レディー・ガガ、苦しみ乗り越えたキャリア史上最もパーソナルなショー 音楽による救済描いた8年ぶり来日公演

 そして、「今夜、ここにいる多くの方々が、本当の自分というものを知っているように感じています。もし、あなたがまだ知らないとしても、きっといつか分かる日がくるでしょう」「この曲をLGBTQ+コミュニティに捧げます」という言葉と共に披露されたのは、もはやポップミュージック史に残るアンセムとなった「Born This Way」。前半は彼女自身によるピアノの弾き語りによって一つひとつの言葉を丁寧に観客へと届け、後半はバンド演奏によってドームをこの日最大のダンスパーティへと導く。周りを見渡してみると、笑顔で楽しく踊る人はもちろん、目に涙を浮かべている人も少なくない。苦しみを乗り越えたガガを中心に、観客一人ひとりの持つエネルギーが引き出され、会場全体を満たしていく。それは、これまでに感じたことのない、圧倒的な幸福感に満ちたポジティブな体験であり、本当の「音楽の持つ力」というものを強く実感する瞬間でもあった。

 そのままサブステージ上で展開された“ACT IV”では、カマキリのような衣装を身に纏ったガガが、岩や樹木の装飾を纏ったピアノを自ら奏でながら進行していく。それは(恐らく痛みのメタファーである)金属的なモチーフから、本来の居場所であるはずの自然への回帰を示しているようであり、彼女自身もこの場の空気に浸り、楽曲ごとに観客とコミュニケーションを取りながら純粋に音楽と向き合っているように思えた。彼女のオーセンティックな側面を象徴する楽曲「Shallow」を筆頭に、歌い出しを「あの東京の空が(That Tokyo sky)」と変えて歌った「Always Remember Us This Way」、「The Edge Of Glory」、「Angel Down」と至高の楽曲群が続いていく。この後に披露された「Fun Tonight」は、そのタイトルや軽快な曲調とは裏腹に、自らが抱える傷やネガティブな考え方と向き合うことをテーマとした楽曲だ。

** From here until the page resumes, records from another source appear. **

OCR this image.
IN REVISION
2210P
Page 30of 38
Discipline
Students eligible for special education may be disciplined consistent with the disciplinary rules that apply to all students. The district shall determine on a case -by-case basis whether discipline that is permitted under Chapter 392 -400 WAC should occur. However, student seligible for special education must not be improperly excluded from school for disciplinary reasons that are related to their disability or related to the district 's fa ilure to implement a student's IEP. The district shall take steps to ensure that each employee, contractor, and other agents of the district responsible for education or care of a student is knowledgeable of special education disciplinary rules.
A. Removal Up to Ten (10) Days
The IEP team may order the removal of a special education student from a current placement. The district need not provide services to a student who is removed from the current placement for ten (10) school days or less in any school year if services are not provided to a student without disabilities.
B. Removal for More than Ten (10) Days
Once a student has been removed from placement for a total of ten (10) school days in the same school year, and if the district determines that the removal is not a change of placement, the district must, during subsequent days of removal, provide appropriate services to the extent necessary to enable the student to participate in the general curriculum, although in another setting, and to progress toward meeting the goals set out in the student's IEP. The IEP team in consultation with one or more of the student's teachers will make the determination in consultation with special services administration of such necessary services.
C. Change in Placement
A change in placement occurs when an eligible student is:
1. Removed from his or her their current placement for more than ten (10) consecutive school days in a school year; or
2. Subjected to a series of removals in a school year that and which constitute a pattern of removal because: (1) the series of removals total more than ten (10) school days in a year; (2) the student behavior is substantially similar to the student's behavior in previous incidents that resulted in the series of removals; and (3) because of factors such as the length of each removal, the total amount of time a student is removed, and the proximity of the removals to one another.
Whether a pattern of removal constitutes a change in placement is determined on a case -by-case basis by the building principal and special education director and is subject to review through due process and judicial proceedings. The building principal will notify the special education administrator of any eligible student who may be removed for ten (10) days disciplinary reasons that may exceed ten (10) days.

だが、前半はピアノの弾き語りで、後半はバンド演奏によって再び会場をダンスフロアへと導いたこの日のパフォーマンスは、もはや負った傷を自らの一部として受け入れ、その上で心からパーティーを楽しんでいるかのようだった。やがて、再び客席へと舞い降り、ステージへと帰還した彼女は「Enigma」によって、大団円を迎える。

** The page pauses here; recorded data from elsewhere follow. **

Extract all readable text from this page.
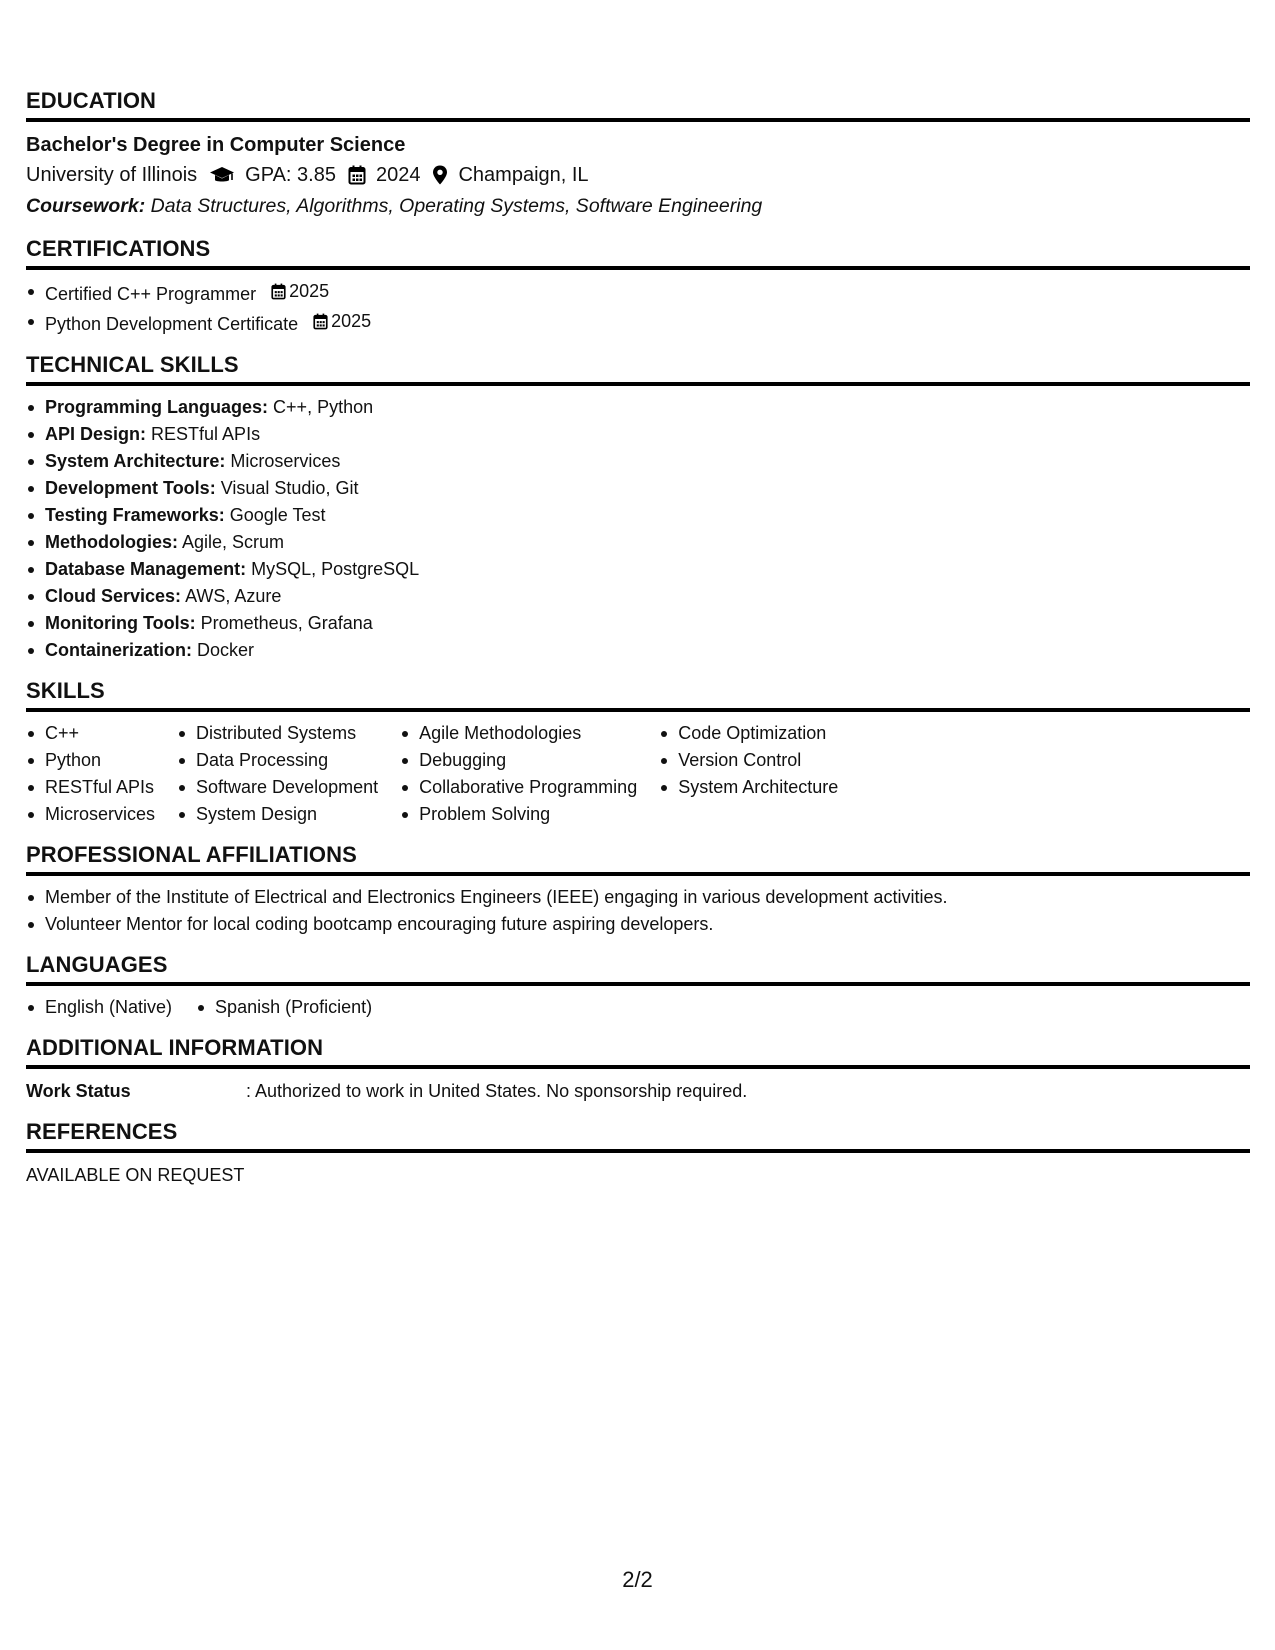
EDUCATION
Bachelor's Degree in Computer Science
University of Illinois GPA: 3.85 2024 Champaign, IL
Coursework: Data Structures, Algorithms, Operating Systems, Software Engineering
CERTIFICATIONS
Certified C++ Programmer 2025
Python Development Certificate 2025
TECHNICAL SKILLS
Programming Languages: C++, Python
API Design: RESTful APIs
System Architecture: Microservices
Development Tools: Visual Studio, Git
Testing Frameworks: Google Test
Methodologies: Agile, Scrum
Database Management: MySQL, PostgreSQL
Cloud Services: AWS, Azure
Monitoring Tools: Prometheus, Grafana
Containerization: Docker
SKILLS
C++
Python
RESTful APIs
Microservices
Distributed Systems
Data Processing
Software Development
System Design
Agile Methodologies
Debugging
Collaborative Programming
Problem Solving
Code Optimization
Version Control
System Architecture
PROFESSIONAL AFFILIATIONS
Member of the Institute of Electrical and Electronics Engineers (IEEE) engaging in various development activities.
Volunteer Mentor for local coding bootcamp encouraging future aspiring developers.
LANGUAGES
English (Native)	Spanish (Proficient)
ADDITIONAL INFORMATION
Work Status	: Authorized to work in United States. No sponsorship required.
REFERENCES
AVAILABLE ON REQUEST
2/2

 スクリーンに映るのは、前半では息苦しさの象徴であったかのような灰色の世界の中で、優雅に風に揺られ、自由を謳歌しているかのようなガガの姿。それは、きっと自らを苦しめる痛みを受容し、調和を成し遂げた今の彼女自身を表しているのだろう。“FINALE”と銘打たれたこの最終パートでは、再びレザーのジャケットを身に纏った彼女が、力強い眼差しと共に改めて戦いへと身を投じていく。「Stupid Love」でのダンサーとの一糸乱れぬパフォーマンス、驚異的な歌声、ありったけの特効によって徹底的に「愛」と対峙した彼女は、楽曲の終わりに再び床へと倒れてしまう。だが、今回は暗闇を迎えることはなく、そのまま「Rain On Me」を歌い出す。痛みや苦しみを不条理に降り注ぐ雨に例え、「覚悟はできている/どうぞ降って(I’m ready, rain on me)」と全てを受け入れながら踊り続ける今の彼女の姿はあまりにも強く、眩しく、そして美しかった。

 鳴り止まない熱狂の中で最後に披露されたのは、今のガガにとって最新の楽曲である「Hold My Hand」。燃え盛る炎をバックに「私の手をとって(Hold my hand)」と力強く歌う彼女が伸ばした右手は、いつの間にか黒く、鋭い鉤爪となっていた。その姿は、彼女を苦しめていた「激しい痛み」が、受容という長き戦いの果てに、彼女にとっての「武器」となったことを意味しているのだろう。まさに見事なエンディングだ。

 自らの痛みや苦しみと対峙するどころか、その体験を巨大な会場で、何万人もの大観衆の前で演じてみせることによって、新たな芸術作品へと昇華させてしまう。それどころか、あまりにも徹底的かつ容赦なく表現したことによって人々に深い共感を与え、「Born This Way」のようなアンセムにさらなる圧倒的な説得力と感動を与えてしまう。構造としては残酷だが、世界屈指のアーティストとしても、様々なコミュニティに支持される世界的なポップアイコンとしても、あまりにも完璧としか言いようがない。

 大団円のカーテンコールを終えた後、一人ステージに残ったガガは、手でハートマークを作り、深いお辞儀をし、改めて観客への感謝の想いを示しながら去っていった。だが、姿が見えなくなる直前で立ち止まり、こちらを振り返った彼女は、無言のままで最後のダンスを決めた。

 あまりの美しさと格好良さに再び熱狂する数万人の観客。改めて、これほど完璧なアーティスト/ポップアイコンがいるだろうか。